Vingt-quatre années durant, Didier Tani et Éric Parra auront été l’incarnation de l’âme des Goudes. C’est dans un post publié jeudi 19 octobre au soir, sur Instagram, que ces 2 figures du quartier ont annoncé leur départ, pour ne pas dire la vente, du grand bar des Goudes ; et c’est avec une « entière confiance » qu’ils cèdent « le flambeau au chef Benjamin Mathieu* et à son associé Johan Lupo (…) La nouvelle équipe est prête à vous accueillir dès le 3 novembre 2023 » déclare Didier Tani, achevant cet au-revoir par un : – Réservations par téléphone au 04 91 73 43 69″.
Le départ de Didier Tani, 53 ans, marque la fin d’une saga qui avait débuté en 1830 avec l’installation de cette famille dans le petit port de pêche. Le grand-père, le père, Didier puis le fils de ce dernier étaient nés aux Goudes, rappelait souvent Didier qui avouait « vivre ici en immersion totale puisque j’y suis né, j’y vis et j’y travaille » (magazine Big, 2021).
« L’esplaï, c’est de l’argot de pêcheur, ça veut dire ‘le bon endroit pour aller pêcher’, c’est ce qu’on dit quand on a un bon coin qu’on ne veut pas donner. Eh bien ici, c’est le bon endroit pour aller manger »
Didier Tani
Depuis son esplaï, de l’autre côté de la rue, Didier regardait souvent un palangrier rentrer au port et se rappelait cette époque où il y avait beaucoup de pêcheurs à la palangre aux Goudes, « les pêcheurs sont mes amis » disait-il. Du village modeste de pêcheurs et d’ouvriers qui avait 50 ans de retard sur le centre-ville, il ne reste plus rien, les cabanons se vendent au profit de gens venus de loin qui en font des villas. Didier disait toujours « quand on achète ici, on achète un état d’esprit, on achète une vie de village ». « Aujourd’hui, les gens se croisent et ne se disent même plus bonjour » déplore une habitante de la calanque depuis toujours…

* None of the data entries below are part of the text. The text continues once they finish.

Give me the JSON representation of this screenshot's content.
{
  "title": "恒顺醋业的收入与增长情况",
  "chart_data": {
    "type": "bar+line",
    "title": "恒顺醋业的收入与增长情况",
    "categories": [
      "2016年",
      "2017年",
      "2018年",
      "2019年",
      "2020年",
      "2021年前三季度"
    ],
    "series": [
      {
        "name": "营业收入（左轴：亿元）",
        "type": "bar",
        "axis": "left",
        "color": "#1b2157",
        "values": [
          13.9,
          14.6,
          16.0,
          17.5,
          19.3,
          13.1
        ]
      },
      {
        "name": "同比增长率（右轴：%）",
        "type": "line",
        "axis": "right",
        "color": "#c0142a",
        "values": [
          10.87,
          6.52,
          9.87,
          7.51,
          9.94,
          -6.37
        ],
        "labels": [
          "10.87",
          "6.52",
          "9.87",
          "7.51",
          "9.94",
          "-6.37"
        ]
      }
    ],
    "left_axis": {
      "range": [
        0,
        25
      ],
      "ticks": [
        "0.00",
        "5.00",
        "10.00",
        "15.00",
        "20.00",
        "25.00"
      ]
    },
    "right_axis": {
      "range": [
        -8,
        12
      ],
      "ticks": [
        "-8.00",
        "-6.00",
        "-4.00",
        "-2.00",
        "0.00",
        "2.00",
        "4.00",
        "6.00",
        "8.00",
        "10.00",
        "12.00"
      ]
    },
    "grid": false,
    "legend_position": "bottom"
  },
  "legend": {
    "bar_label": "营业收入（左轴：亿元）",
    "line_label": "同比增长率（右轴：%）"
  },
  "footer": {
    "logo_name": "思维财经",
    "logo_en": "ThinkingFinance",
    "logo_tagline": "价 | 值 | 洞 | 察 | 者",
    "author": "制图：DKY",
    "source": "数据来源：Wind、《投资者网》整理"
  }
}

Au fil des interviewes, Didier Tani rendait hommage à son papa, le cantonnier des Goudes, « aimé et respecté de tous parce qu’il était un homme bon » et racontait qu’il lui avait donné ses économies pour que Didier achète ce commerce. « Mon père venait à 5h tous les matins ouvrir pour ses collègues pêcheurs ; il ne savait faire que des cafés et des menthe à l’eau, rien d’autre et ça, jusqu’à 10 heures. Il a travaillé avec moi jusqu’au dernier jour. Ce qui me plaît, c’est cette continuité… On a fait notre vie aux Goudes », déclarait Didier Tani en 2018.
Le Grand bar des Goudes, 28, rue Désiré Pelaprat, Marseille 8e arr. ; infos au 04 91 73 43 69.
* Par ailleurs aux commandes de la Grotte et du Petit-Pernod.